The same survey also found 71 percent saying they trusted Marcos – lower by 14 points from the 85 percent in June. Some six percent said they distrust the President while 23 percent were undecided on the matter.
In a media interview last Oct. 4, Marcos said the drop in his poll numbers was not surprising because people are having a hard time because of the higher prices of rice and other agricultural products.
“What’s important to me is that we make sure that people have enough to eat and that it is affordable to them,” Marcos said during the interview.
“You cannot blame the people. They are really hurting. That’s why we’re doing all of these things.
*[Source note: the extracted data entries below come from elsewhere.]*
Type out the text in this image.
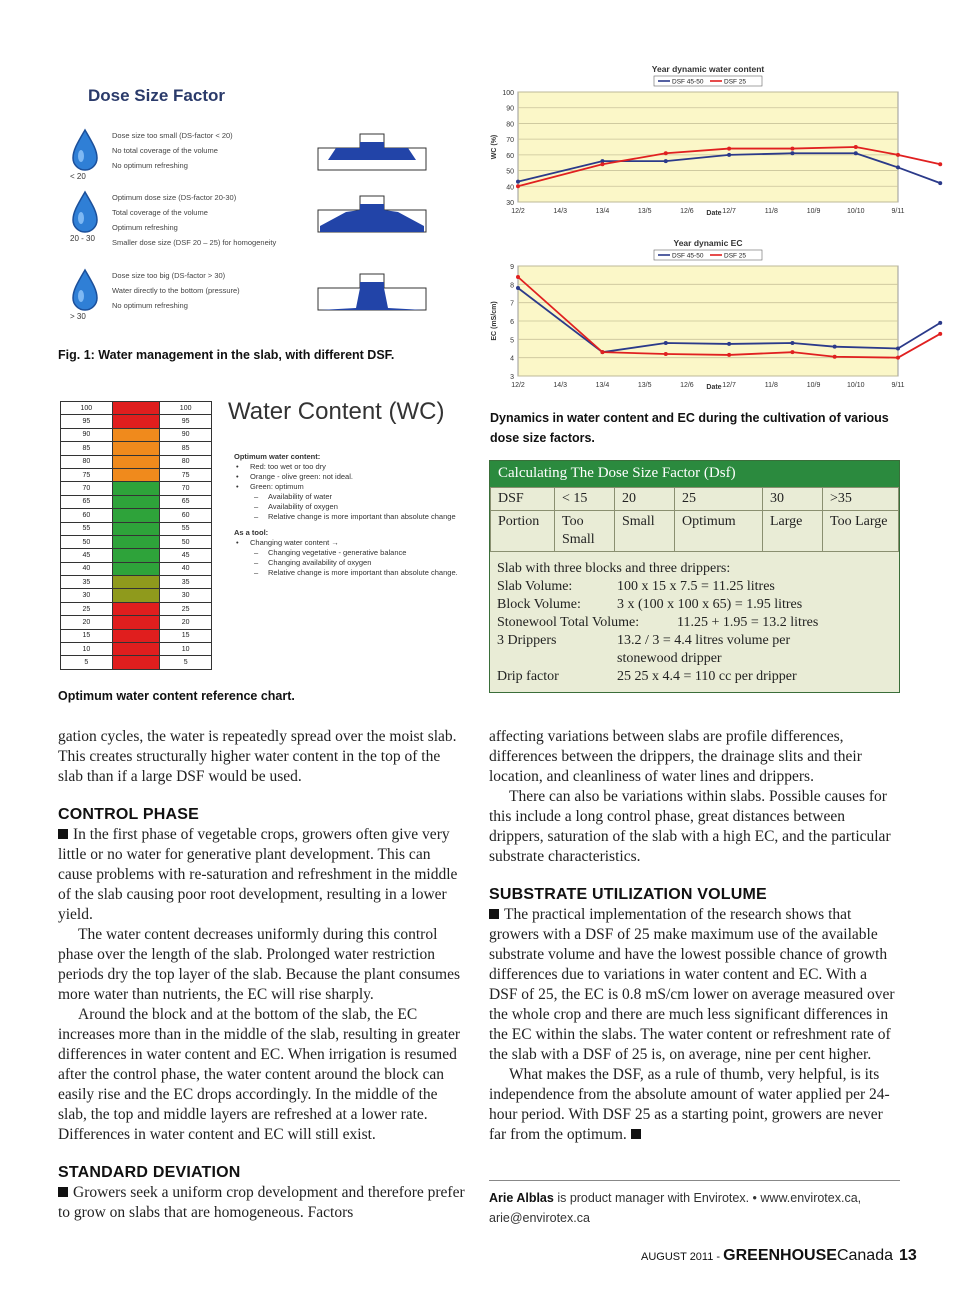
Dose Size Factor
< 20
Dose size too small (DS-factor < 20)
No total coverage of the volume
No optimum refreshing
20 - 30
Optimum dose size (DS-factor 20-30)
Total coverage of the volume
Optimum refreshing
Smaller dose size (DSF 20 – 25) for homogeneity
> 30
Dose size too big (DS-factor > 30)
Water directly to the bottom (pressure)
No optimum refreshing
Fig. 1: Water management in the slab, with different DSF.
100		100
95		95
90		90
85		85
80		80
75		75
70		70
65		65
60		60
55		55
50		50
45		45
40		40
35		35
30		30
25		25
20		20
15		15
10		10
5		5
Water Content (WC)
Optimum water content:
• Red: too wet or too dry
• Orange - olive green: not ideal.
• Green: optimum
– Availability of water
– Availability of oxygen
– Relative change is more important than absolute change
As a tool:
• Changing water content →
– Changing vegetative - generative balance
– Changing availability of oxygen
– Relative change is more important than absolute change.
Optimum water content reference chart.
30
40
50
60
70
80
90
100
12/2	14/3	13/4	13/5	12/6	12/7	11/8	10/9	10/10	9/11
Date
WC (%)
Year dynamic water content
DSF 45-50	DSF 25
3
4
5
6
7
8
9
12/2	14/3	13/4	13/5	12/6	12/7	11/8	10/9	10/10	9/11
Date
EC (mS/cm)
Year dynamic EC
DSF 45-50	DSF 25
Dynamics in water content and EC during the cultivation of various dose size factors.
Calculating The Dose Size Factor (Dsf)
DSF	< 15	20	25	30	>35
Portion	Too Small	Small	Optimum	Large	Too Large
Slab with three blocks and three drippers:
Slab Volume:	100 x 15 x 7.5 = 11.25 litres
Block Volume:	3 x (100 x 100 x 65) = 1.95 litres
Stonewool Total Volume:	11.25 + 1.95 = 13.2 litres
3 Drippers	13.2 / 3 = 4.4 litres volume per
stonewood dripper
Drip factor	25 25 x 4.4 = 110 cc per dripper

gation cycles, the water is repeatedly spread over the moist slab. This creates structurally higher water content in the top of the slab than if a large DSF would be used.

CONTROL PHASE

In the first phase of vegetable crops, growers often give very little or no water for generative plant development. This can cause problems with re-saturation and refreshment in the middle of the slab causing poor root development, resulting in a lower yield.

The water content decreases uniformly during this control phase over the length of the slab. Prolonged water restriction periods dry the top layer of the slab. Because the plant consumes more water than nutrients, the EC will rise sharply.

Around the block and at the bottom of the slab, the EC increases more than in the middle of the slab, resulting in greater differences in water content and EC. When irrigation is resumed after the control phase, the water content around the block can easily rise and the EC drops accordingly. In the middle of the slab, the top and middle layers are refreshed at a lower rate. Differences in water content and EC will still exist.

STANDARD DEVIATION

Growers seek a uniform crop development and therefore prefer to grow on slabs that are homogeneous. Factors

affecting variations between slabs are profile differences, differences between the drippers, the drainage slits and their location, and cleanliness of water lines and drippers.

There can also be variations within slabs. Possible causes for this include a long control phase, great distances between drippers, saturation of the slab with a high EC, and the particular substrate characteristics.

SUBSTRATE UTILIZATION VOLUME

The practical implementation of the research shows that growers with a DSF of 25 make maximum use of the available substrate volume and have the lowest possible chance of growth differences due to variations in water content and EC. With a DSF of 25, the EC is 0.8 mS/cm lower on average measured over the whole crop and there are much less significant differences in the EC within the slabs. The water content or refreshment rate of the slab with a DSF of 25 is, on average, nine per cent higher.

What makes the DSF, as a rule of thumb, very helpful, is its independence from the absolute amount of water applied per 24-hour period. With DSF 25 as a starting point, growers are never far from the optimum.

Arie Alblas is product manager with Envirotex. • www.envirotex.ca, arie@envirotex.ca
AUGUST 2011 - GREENHOUSECanada 13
That’s why we’re doing all of the things to try and maintain the prices at a level that is affordable to our people,” he added.
Responding to the escalating rice prices, the government implemented price ceilings on the food staple on Sept. 5 through Executive Order 39, which capped the prices at P41 per kilogram on regular milled rice and P45 per kilogram for the well-milled varieties.
The month-long imposition of price caps has helped stabilize the prices of rice in the market, Marcos claimed as he maintained that the country has sufficient supply of the food commodity. “I have said several times in my speeches that we do not have a supply problem,” he said.
Marcos also said the government would use the proceeds of the Rice Tariffication Law to provide farmers the equipment they need like tractors, harvesters and dryers. He also cited efforts to lower the costs of the transporters of food products.
He has directed the agriculture department to use the excess collections of the Rice Competitiveness Enhancement Fund (RCEF) to assist rice farmers and to boost production of the food staple. In a recent meeting with agriculture officials, the President said the RCEF excess collection beyond the P10 billion requirement should be used to provide drying, mechanization and other equipment that would sustain rice farmers’ productivity.
Under Republic Act 11203 or the Rice Tariffication Law, revenues from rice tariffs should pay for the annual requirement of P10 billion for the RCEF to bankroll programs and projects raising the competitiveness and output of farmers of palay or unhusked rice.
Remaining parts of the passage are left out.